長引いた軍事会議が終わり、ようやく自室に帰る。部屋に入ると秘書ドロイドが飲み物を携え、労いの言葉をかけてきた。

【お疲れ様ですゲイツ総指令官。随分会議が長引きましたネ】

 やれ資金が足りない資源が足りない等、内務の連中がごちゃごちゃと言い訳ばかりでなかなか会議が進まなかった。国民の税金を上げて対応することになり、それでは亡命者がさらに増えると国務大臣が文句を言っていたが、片っ端から捕えて強制労働所に連行しろと言い黙らせた。

 アシリマ合衆国を捨てた亡命者など銃殺されても文句を言えまい。亡命者の多くは最終的にレジスタンスになる。敵として銃殺されないだけ寛大な処置というものだ。

 レジスタンスというワードにある事を思い出した。

「遺跡に現れたレジスタンスについて報告は?」

 ドロイドへ問いかけながらソファへと腰を下ろし、飲み物を口にする。

【レポートが上がっています。投影します。】

 ドロイドの目から光が放たれ、投影された報告書が光となって現れる。手でページをめくる動作をするとドロイドが感知して次のページを投影する。1ページあたり2秒ほどの速さでどんどん読み進めてゆくと、あるページで手が止まった。

 そこには飛行型のドロイドであるHERI-type12を回収したものが映っていた。このドロイドは飛行速度は遅いが装甲が厚く、通常火器ではほぼダメージを与えることはできない。ロケット砲の直撃でやっと撃破できるほどの頑強さを誇る。

 しかし、報告によると大した外傷は無いが機能が完全に停止しているらしい。製造局によると内部のコンピュータは全てが停止・修復不可に陥っており、原因を調査中だとある。

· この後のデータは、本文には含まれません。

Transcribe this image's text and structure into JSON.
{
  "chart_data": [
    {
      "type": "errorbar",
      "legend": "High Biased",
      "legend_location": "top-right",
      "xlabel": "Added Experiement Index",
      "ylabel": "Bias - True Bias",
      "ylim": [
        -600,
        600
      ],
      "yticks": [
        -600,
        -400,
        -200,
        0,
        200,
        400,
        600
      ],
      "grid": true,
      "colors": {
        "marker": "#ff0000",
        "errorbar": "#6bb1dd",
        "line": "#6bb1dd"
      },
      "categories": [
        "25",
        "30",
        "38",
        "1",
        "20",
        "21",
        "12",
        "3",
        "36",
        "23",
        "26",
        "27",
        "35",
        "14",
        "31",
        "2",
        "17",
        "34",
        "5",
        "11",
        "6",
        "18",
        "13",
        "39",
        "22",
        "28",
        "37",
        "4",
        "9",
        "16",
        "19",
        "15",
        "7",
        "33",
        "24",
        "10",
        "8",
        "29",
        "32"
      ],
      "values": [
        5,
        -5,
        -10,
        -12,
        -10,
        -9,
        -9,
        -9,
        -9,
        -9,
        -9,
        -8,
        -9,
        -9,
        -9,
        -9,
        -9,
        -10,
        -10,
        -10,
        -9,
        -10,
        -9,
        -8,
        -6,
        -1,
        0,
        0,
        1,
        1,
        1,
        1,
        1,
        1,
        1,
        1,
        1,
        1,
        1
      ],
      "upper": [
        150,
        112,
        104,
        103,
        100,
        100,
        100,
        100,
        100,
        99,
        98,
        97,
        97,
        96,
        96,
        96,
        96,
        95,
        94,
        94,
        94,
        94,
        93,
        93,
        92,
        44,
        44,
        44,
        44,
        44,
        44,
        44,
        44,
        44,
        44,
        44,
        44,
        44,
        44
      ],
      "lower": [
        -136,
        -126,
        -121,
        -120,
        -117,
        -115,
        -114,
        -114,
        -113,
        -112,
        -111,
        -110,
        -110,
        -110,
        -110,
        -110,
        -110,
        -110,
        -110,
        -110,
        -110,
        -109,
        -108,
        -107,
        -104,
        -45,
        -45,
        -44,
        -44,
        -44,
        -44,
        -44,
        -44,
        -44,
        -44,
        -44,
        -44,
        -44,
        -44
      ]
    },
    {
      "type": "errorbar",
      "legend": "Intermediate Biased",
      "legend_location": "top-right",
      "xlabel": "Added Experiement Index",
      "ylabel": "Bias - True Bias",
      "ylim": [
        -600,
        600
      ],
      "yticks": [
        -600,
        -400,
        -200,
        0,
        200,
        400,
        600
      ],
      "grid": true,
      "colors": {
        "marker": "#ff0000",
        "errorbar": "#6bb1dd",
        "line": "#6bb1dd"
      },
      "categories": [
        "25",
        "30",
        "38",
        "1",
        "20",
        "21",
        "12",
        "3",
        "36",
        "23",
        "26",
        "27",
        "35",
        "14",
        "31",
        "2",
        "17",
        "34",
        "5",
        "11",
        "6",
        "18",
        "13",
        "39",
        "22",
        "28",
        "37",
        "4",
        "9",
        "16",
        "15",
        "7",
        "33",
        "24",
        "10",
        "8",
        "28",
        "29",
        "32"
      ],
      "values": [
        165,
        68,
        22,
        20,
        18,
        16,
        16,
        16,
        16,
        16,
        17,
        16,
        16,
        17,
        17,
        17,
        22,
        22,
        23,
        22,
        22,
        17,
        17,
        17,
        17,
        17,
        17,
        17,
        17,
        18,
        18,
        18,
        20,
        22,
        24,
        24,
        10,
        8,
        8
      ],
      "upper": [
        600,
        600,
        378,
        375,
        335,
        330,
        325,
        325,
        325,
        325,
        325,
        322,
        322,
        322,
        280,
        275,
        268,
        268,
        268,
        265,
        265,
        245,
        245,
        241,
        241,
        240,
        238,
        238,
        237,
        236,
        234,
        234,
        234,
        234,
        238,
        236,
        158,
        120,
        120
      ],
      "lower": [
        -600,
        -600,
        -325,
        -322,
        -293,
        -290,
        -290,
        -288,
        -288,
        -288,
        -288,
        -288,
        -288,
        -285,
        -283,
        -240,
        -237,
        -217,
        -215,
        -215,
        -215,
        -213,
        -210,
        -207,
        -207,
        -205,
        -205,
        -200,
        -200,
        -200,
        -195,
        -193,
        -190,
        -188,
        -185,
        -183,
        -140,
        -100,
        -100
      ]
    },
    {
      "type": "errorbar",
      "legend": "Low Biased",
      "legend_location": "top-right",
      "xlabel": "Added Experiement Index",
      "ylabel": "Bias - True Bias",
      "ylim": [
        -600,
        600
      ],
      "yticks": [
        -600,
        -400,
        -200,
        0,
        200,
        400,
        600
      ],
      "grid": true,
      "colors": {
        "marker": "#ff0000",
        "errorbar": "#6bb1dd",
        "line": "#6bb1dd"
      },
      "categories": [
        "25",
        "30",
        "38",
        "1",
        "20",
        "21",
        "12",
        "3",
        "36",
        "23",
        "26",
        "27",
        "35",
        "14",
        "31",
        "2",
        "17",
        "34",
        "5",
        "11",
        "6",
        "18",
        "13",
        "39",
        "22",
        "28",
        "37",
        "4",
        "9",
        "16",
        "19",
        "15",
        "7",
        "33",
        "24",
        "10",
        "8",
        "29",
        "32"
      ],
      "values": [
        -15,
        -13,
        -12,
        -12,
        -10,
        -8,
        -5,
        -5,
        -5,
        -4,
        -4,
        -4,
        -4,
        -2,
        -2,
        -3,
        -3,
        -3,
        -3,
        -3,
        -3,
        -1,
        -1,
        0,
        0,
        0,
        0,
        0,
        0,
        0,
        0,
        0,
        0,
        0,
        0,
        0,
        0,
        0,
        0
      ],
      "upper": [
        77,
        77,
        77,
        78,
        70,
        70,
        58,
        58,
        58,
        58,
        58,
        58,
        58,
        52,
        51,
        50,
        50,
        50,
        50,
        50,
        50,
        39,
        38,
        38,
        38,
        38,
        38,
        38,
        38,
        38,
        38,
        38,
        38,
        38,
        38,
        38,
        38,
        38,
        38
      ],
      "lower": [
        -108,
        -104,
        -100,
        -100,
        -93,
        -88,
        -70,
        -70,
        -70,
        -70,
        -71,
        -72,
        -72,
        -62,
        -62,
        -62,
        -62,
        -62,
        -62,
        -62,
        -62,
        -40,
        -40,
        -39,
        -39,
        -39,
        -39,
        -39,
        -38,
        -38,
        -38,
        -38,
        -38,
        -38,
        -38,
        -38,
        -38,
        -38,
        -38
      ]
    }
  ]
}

 次のページにはゴーレムタイプが大破した画像を添付されていた。

 ゴーレムタイプは徹甲弾の直撃にも耐えるアシリマ軍随一のパワーと装甲を併せ持つドロイドだ。これを破壊したということはレジスタンスが高威力の新兵器を開発したのかと危機感を募らせる。

 だが製造局のコメントを読み安堵した。そこには破壊された装甲の凹みから、ゴーレム自身の拳が頭部に直撃。つまりは自爆であり、なぜそのような事態に陥ったのかは同じく調査中と記されていた。

 ゴーレムタイプを破壊できるということはアシリマ軍の全兵器を破壊可能ということ。そんな技術があってはならない。

 ページをめくると天井いっぱいに画像が広がり、巨大な扉が映った。ゴーレムは扉の前で破壊されている。扉内部には劣化して使用不可能な記憶媒体が大量に保管されていたとある。

 この遺跡は砂嵐が吹き荒れる砂漠地帯に存在しているのだが、最近になって砂嵐が止み存在が明らかになった。旧時代の遺跡ならば、過去の失われた技術がまだ残っている可能性が高いため、ドロイド部隊を派遣する予定だった。

 しかし、遺跡周辺を偵察していたドロイドが遺跡へ向かうレジスタンスを発見。指令であるノア・アークの存在を確認した。

 彼女を捕獲するために飛行ドロイドとゴーレムを投入したのだが、まさかこんな結果になるとは思いもよらなかった。

 ”あの方”に報告すべきか悩む。ノアを生きたまま捕えよという指示だが、失敗すればこちらの命も危うい。

「何としても早急にノアを捕えねば・・・。」

 破壊されたゴーレムの画像を憐憫の表情で見つめながらそう呟いた。